Además del tratamiento médico que se pueda seguir, hay una serie de medidas que te ayudarán a aliviar los síntomas y evitar posibles recaídas.

1. Adopta unos hábitos saludables 

Llevar una dieta equilibrada, hacer ejercicio de forma regular y descansar lo necesario resulta imprescindible para luchar contra la ansiedad. Evita estimulantes como el café, el alcohol y el tabaco.

¡Estos 10 alimentos te ayudarán a calmar la ansiedad!

2. Practica ejercicios de relajación 

Puedes optar por técnicas como la respiración abdominal, la meditación, el "mindfulness", el yoga, etc.

3. Trata de descansar

Es muy importante dormir las horas necesarias y disfrutar de un sueño reparador. Acuéstate y levántate siempre a la misma hora y evita descansar durante el día para no cambiar la rutina de sueño.

4. Organízate bien

Márcate unos horarios para hacer las cosas más importantes y procura cumplirlos. Esto te permitirá descansar, reducir la preocupación y evitar los despistes y los olvidos.

5. Disfruta de las relaciones sociales

Intenta mantener una actitud positiva cuando estés con tu pareja, familia, amigos, compañeros, etc. Procura pasar un buen rato con ellos y trata de no sacar a flote temas del pasado, sobre todo, si te traen malos recuerdos.

No escatimes sonrisas, halagos, pequeños detalles, etc.

6. Desconecta del trabajo 

Durante los fines de semana y las vacaciones, no te lleves trabajo a casa ni pienses ni hables sobre temas laborales. Solo así podrás descansar realmente.

Síntomas que ponen en alerta

 

Aunque cada persona vive la ansiedad de una forma diferente, hay una serie de señales que nos pueden hacer sospechar de su presencia. 

1. Psicológicos 

El rasgo más característico de las personas con esta dolencia es la preocupación excesiva e injustificada.

También suele sufrirse inquietud, sensación de amenaza constante, inseguridad, aprensión, dificultad para tomar decisiones, etc.

2. Cognitivos 

También puede producir dificultades de atención, concentración y memoria. Es habitual que las personas con ansiedad tengan olvidos frecuentes.

3. Físicos

Es frecuente padecer síntomas como dolor y ahogo en el pecho, palpitaciones, tensión muscular, sudoración, dificultad para respirar, mareos, temblores, dolor de cabeza, hormigueos, náuseas, insomnio, etc.

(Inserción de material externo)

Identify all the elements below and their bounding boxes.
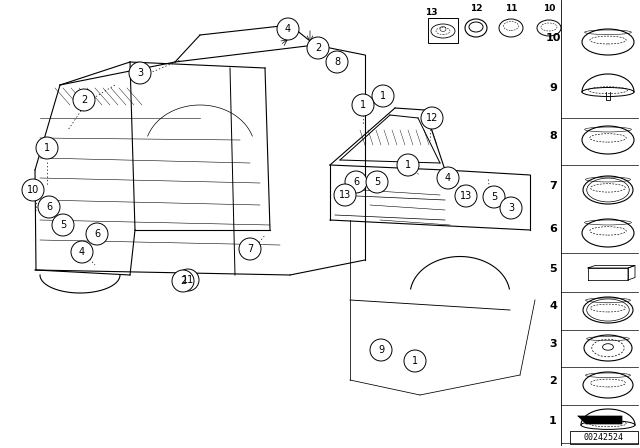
Text: 3: 3 — [508, 203, 514, 213]
Text: 2: 2 — [81, 95, 87, 105]
Circle shape — [277, 18, 299, 40]
Text: 2: 2 — [180, 276, 186, 286]
Text: 1: 1 — [412, 356, 418, 366]
Circle shape — [129, 62, 151, 84]
Text: 5: 5 — [549, 264, 557, 274]
Circle shape — [73, 89, 95, 111]
Text: 1: 1 — [44, 143, 50, 153]
Text: 2: 2 — [315, 43, 321, 53]
Circle shape — [421, 107, 443, 129]
Text: 3: 3 — [549, 339, 557, 349]
Circle shape — [483, 186, 505, 208]
Circle shape — [326, 51, 348, 73]
Text: 12: 12 — [426, 113, 438, 123]
Text: 4: 4 — [445, 173, 451, 183]
Text: 1: 1 — [380, 91, 386, 101]
Text: 5: 5 — [60, 220, 66, 230]
Text: 10: 10 — [27, 185, 39, 195]
Text: 1: 1 — [405, 160, 411, 170]
Text: 13: 13 — [460, 191, 472, 201]
Text: 5: 5 — [374, 177, 380, 187]
Text: 3: 3 — [137, 68, 143, 78]
Text: 9: 9 — [549, 83, 557, 93]
Text: 11: 11 — [505, 4, 517, 13]
Text: 1: 1 — [549, 416, 557, 426]
Circle shape — [172, 270, 194, 292]
Circle shape — [36, 137, 58, 159]
Bar — [570, 431, 638, 444]
Text: 4: 4 — [285, 24, 291, 34]
Circle shape — [71, 241, 93, 263]
Circle shape — [500, 197, 522, 219]
Text: 10: 10 — [543, 4, 555, 13]
Circle shape — [239, 238, 261, 260]
Circle shape — [397, 154, 419, 176]
Circle shape — [177, 269, 199, 291]
Text: 6: 6 — [549, 224, 557, 234]
Circle shape — [52, 214, 74, 236]
Circle shape — [38, 196, 60, 218]
Text: 10: 10 — [545, 33, 561, 43]
Text: 2: 2 — [549, 376, 557, 386]
Text: 5: 5 — [491, 192, 497, 202]
Circle shape — [22, 179, 44, 201]
Polygon shape — [578, 416, 622, 424]
Text: 00242524: 00242524 — [584, 432, 624, 441]
Text: 4: 4 — [549, 301, 557, 311]
Text: 4: 4 — [79, 247, 85, 257]
Circle shape — [334, 184, 356, 206]
Text: 6: 6 — [94, 229, 100, 239]
Circle shape — [455, 185, 477, 207]
Text: 6: 6 — [46, 202, 52, 212]
Text: 6: 6 — [353, 177, 359, 187]
Circle shape — [86, 223, 108, 245]
Circle shape — [437, 167, 459, 189]
Text: 8: 8 — [334, 57, 340, 67]
Circle shape — [352, 94, 374, 116]
Text: 13: 13 — [339, 190, 351, 200]
Text: 11: 11 — [182, 275, 194, 285]
Text: 8: 8 — [549, 131, 557, 141]
Circle shape — [372, 85, 394, 107]
Text: 7: 7 — [247, 244, 253, 254]
Circle shape — [370, 339, 392, 361]
Circle shape — [366, 171, 388, 193]
Text: 7: 7 — [549, 181, 557, 191]
Text: 1: 1 — [360, 100, 366, 110]
Text: 12: 12 — [470, 4, 483, 13]
Text: 9: 9 — [378, 345, 384, 355]
Text: 13: 13 — [425, 8, 437, 17]
Circle shape — [345, 171, 367, 193]
Circle shape — [404, 350, 426, 372]
Circle shape — [307, 37, 329, 59]
Bar — [428, 18, 458, 43]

La importancia de un tratamiento adecuado

A la hora de abordar esta enfermedad, siempre se debe hacer desde un punto de vista multidisciplinar, puesto que entran en juego muchos factores.

1. Terapia

Es importante acudir a un psicólogo para aprender a ver las cosas de una forma más realista y objetiva, y ser capaz de sacar de nuestro interior todo aquello que nos está haciendo daño.

Durante la terapia, se llevan a cabo técnicas de defensa para luchar contra el miedo o la incertidumbre.

Las terapias cognitivo-conductuales resultan muy eficaces para aprender a gestionar la ansiedad y pensar de una forma más racional.

2. Fármacos 

Los hay de dos tipos: las benzodiacepinas se utilizan de forma puntual para combatir los ataques de ansiedad y los ansiolíticos actúan como tratamiento a largo plazo. Aunque tardan más tiempo en hacer efecto, su resultado es más continuado.